Of all the concerns that Schorn complains about, the time concern is the biggest one she gets wrong.  Schorn claims that it takes less time to use google's recommended format for checking than it does to learn turnitin.  It took me about fifteen minutes to figure out turnitin and it takes me about half an hour to teach my students how to use it.  After students turn in their papers it can take maybe an hour (usually less) for turnitin to do a match score.  At the end of the day, I can look at the papers and red-flag the ones with high match scores for further investigation immediately without having to read all the papers.  This allows me to move quickly on likely cases.  There are few things my dean hates more than dealing with a plagiarism case 6 weeks after it happened.  (It can take me two to three weeks to grade a set of papers and another two to three weeks to get through our hearing process).  Further, I can be doing other things while turnitin does the work.  With Schorn's preferred Google method, I have to type in word strings to try to catch the matches.  That means I have to do that work for each and every paper (not just the ones I suspect, I'm trying to be fair here).  That is very time intensive.  Incredibly, Schorn's claim that turnitin as "requir[es] more... hands on instructor time than Google" is, to put it bluntly, nonsense.  

5.  She didn't test for copying from other students work.  

Granted this might be less of a problem in college (although I'm pretty sure frat files of papers aren't urban legends), but it's a big problem in high school.  Given the more structured and narrow nature of many high school assignments, and their frequency, this is where the majority of our plagiarism cases fall out.  A student fails to hand in an assignment, hands it in late after the others are graded and returned, copies a friends (making some changes, of course), and turns in the assignment.  Google isn't going to catch that because chances are, I won't remember the other assignments well enough to notice nor would I necessarily have a copy of the old work, nor would I necessarily have the time to hunt it down.  If I'm not using turnitin, chances are I'm not catching this case.  

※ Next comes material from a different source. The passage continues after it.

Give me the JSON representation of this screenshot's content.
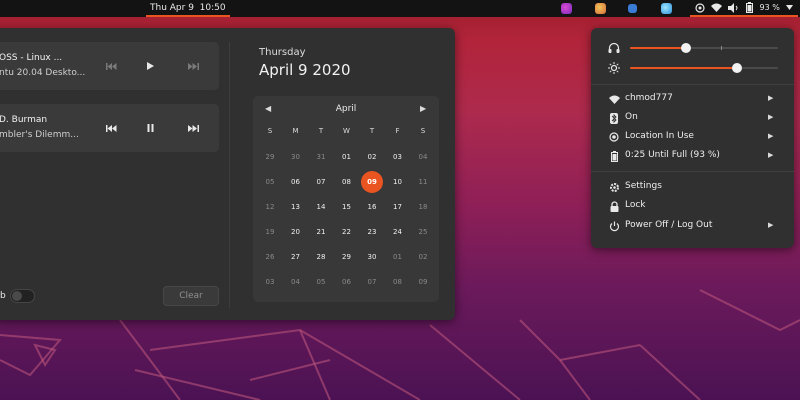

6.  She complains about culture, but her model is actually less student-centered.  

As I indicated earlier, I think turnitin is a great mechanism for helping students to learn how to write better history essays if students are allowed access to their match scores prior to handing in their papers.  This makes students a partner in the plagairism conversation and allows me to work with students whose scores are both too low and too high.  Note that many students whose match scores are abnormally low are high actually don't have problems with their papers, and we talk about that.   I also try to make sure every student goes through each match to see if it is something that needs a citation and that the citation is properly done.  This is a really important step, especially for high school students.  It also helps students make sure that every quote has a footnote with it.   I'll spend half a class period or more on this working with students around this with every paper and I found turnitin to be incredibly helpful to students for these issues.  The google search method puts all the burden on me as a cop policing my students, the exact complaint that Schorn makes about turnitin.  The fact is, she didn't use it properly in either of the tests and then faults the product for her own failures.   

7.  Privacy concerns.  

I get that there are concerns around privacy and students.  Turnitin has issues in this area.  But Google doesn't?  Google?  I'll take turnitin for my History of Violence class projects thank you.  I can only imagine what my search history would look liket to the feds after plagiarism checking papers on ISIS, the Tamil Tigers, various violent white supremacist groups etc.

TL;DR  Schorr doesn't understand how teachers actually use turnitin or catch plagiarists and designed a project that would make google look good and turnitin look bad.  In that she accomplished her mission.  But as they say, Garbage In, Garbage Out.  


  1. How hard is it to learn to use TurnItIn?

  2. 15 minutes plus 15 more futzing around time.